MA102a 2024春期末答案

2024春数学分析2(H)期末考试答案-马嘉麒

一

设 $F_{1} (x, y, z) = x^{3} + y^{3} + z^{3} - 3 x y z, F_{2} (x, y, z) = x + y + z - a$ 则

(\begin{matrix} \frac{d y}{d x} \\ \frac{d z}{d x} \end{matrix}) = - {(\begin{array}{ll} \frac{\partial F_{1}}{\partial y} & \frac{\partial F_{1}}{\partial z} \\ \frac{\partial F_{2}}{\partial y} & \frac{\partial F_{2}}{\partial z} \end{array})}^{- 1} (\begin{matrix} \frac{\partial F_{1}}{\partial x} \\ \frac{\partial F_{2}}{\partial x} \end{matrix})

= - {(\begin{array}{cc} 3 y^{2} - 3 x z & 3 z^{2} - 3 x y \\ 1 & 1 \end{array})}^{- 1} (\begin{matrix} 3 x^{2} - 3 y z \\ 1 \end{matrix})

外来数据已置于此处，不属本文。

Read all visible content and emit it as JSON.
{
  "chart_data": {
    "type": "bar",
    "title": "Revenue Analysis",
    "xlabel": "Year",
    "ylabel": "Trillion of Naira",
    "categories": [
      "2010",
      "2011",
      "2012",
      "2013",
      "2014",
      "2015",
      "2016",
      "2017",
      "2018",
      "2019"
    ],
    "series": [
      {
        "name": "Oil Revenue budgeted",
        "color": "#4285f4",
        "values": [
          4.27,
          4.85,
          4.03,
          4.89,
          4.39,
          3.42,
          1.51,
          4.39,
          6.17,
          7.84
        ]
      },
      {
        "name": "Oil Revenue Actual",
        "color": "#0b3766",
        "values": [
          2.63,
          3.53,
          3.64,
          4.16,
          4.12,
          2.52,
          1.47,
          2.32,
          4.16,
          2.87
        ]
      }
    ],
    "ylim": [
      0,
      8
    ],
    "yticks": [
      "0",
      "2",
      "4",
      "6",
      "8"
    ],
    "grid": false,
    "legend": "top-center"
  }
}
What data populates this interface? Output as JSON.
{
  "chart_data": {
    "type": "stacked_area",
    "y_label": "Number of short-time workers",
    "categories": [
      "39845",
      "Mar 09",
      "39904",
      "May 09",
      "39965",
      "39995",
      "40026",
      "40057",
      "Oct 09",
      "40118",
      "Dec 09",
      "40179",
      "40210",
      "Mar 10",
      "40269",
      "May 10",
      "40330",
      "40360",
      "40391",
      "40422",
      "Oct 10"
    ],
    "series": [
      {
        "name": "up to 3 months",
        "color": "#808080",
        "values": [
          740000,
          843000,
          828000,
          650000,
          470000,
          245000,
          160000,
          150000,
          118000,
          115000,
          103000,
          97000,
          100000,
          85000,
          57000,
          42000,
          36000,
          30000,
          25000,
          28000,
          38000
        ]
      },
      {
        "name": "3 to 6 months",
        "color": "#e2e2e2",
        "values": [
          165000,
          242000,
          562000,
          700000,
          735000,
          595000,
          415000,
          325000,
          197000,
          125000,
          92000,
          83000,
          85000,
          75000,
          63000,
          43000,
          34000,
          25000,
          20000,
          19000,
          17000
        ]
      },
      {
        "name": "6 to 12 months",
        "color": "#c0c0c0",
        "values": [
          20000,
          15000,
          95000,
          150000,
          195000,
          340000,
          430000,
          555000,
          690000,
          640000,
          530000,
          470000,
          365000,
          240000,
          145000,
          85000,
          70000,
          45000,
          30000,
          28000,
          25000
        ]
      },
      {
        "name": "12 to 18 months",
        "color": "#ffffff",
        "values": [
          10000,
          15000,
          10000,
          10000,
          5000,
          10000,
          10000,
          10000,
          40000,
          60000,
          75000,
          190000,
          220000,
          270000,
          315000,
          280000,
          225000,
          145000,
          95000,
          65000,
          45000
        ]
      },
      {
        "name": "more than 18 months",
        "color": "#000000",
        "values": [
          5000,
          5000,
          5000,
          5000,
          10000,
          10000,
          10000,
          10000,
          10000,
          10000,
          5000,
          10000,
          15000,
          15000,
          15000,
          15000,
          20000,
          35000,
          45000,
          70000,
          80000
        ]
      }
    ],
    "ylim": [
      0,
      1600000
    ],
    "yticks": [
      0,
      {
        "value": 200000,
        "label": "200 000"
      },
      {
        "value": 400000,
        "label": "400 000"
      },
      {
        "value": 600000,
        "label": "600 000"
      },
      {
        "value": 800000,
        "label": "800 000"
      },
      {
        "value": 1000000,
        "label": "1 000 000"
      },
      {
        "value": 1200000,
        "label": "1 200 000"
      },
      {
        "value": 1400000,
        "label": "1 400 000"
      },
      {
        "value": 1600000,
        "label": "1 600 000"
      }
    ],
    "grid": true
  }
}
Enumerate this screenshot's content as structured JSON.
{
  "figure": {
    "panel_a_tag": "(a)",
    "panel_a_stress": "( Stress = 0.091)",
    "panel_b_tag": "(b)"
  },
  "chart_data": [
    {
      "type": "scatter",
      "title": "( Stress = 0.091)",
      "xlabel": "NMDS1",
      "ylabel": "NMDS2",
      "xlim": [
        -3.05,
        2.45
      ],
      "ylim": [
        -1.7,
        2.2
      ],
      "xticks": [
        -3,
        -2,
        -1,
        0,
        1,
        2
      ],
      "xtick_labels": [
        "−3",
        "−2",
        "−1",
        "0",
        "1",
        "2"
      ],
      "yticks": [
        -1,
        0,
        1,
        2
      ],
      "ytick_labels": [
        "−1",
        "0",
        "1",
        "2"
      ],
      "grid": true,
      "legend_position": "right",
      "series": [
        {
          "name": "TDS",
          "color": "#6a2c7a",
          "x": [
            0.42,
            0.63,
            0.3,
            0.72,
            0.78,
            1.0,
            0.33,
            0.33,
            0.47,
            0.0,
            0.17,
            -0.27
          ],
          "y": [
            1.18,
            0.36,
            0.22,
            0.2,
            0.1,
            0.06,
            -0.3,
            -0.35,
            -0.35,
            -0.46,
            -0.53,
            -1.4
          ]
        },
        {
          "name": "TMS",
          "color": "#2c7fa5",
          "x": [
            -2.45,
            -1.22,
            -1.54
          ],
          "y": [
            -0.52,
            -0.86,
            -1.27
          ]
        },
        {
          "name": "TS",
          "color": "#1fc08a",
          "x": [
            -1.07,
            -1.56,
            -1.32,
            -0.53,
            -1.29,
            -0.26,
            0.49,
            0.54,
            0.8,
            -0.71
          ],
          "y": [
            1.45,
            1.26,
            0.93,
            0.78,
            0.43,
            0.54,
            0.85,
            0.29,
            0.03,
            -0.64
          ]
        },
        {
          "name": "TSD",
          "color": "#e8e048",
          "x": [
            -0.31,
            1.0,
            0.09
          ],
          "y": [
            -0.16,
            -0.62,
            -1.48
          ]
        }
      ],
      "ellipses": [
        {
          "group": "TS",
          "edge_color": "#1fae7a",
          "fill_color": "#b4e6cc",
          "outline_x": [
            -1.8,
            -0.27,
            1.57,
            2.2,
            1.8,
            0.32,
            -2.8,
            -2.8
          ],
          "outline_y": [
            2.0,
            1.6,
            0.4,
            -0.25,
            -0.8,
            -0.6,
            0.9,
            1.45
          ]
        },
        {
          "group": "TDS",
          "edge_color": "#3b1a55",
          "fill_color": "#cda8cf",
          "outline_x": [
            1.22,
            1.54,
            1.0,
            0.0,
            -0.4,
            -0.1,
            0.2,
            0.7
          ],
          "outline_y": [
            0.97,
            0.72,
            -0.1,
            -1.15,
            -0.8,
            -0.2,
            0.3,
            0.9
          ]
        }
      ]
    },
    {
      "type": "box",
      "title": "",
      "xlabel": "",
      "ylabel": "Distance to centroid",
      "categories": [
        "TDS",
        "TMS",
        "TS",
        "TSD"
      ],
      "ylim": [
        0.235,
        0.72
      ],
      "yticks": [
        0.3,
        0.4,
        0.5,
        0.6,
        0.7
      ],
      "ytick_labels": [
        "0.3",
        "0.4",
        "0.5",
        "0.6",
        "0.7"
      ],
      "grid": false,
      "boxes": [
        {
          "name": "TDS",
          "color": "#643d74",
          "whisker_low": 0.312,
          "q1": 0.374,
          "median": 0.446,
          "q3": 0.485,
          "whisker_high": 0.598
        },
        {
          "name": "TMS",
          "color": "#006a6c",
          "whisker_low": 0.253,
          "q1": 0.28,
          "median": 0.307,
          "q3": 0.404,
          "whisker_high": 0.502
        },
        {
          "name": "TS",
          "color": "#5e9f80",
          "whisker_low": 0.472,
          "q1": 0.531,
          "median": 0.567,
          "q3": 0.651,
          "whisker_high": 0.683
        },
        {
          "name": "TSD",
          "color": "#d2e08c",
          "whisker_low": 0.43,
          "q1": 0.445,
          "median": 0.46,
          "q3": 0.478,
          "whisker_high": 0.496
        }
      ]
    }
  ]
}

= - \frac{1}{3 (y + z) (y - z - x)} (\begin{array}{cc} 1 & 3 x y - 3 z^{2} \\ - 1 & 3 y^{2} - 3 x z \end{array}) (\begin{matrix} 3 x^{2} - 3 y z \\ 1 \end{matrix})

= (\begin{matrix} \frac{(z - x) (z + x + y)}{(y + z) (y - z - x)} \\ \frac{(x - y) (x + y + z)}{(y + z) (y - z - x)} \end{matrix})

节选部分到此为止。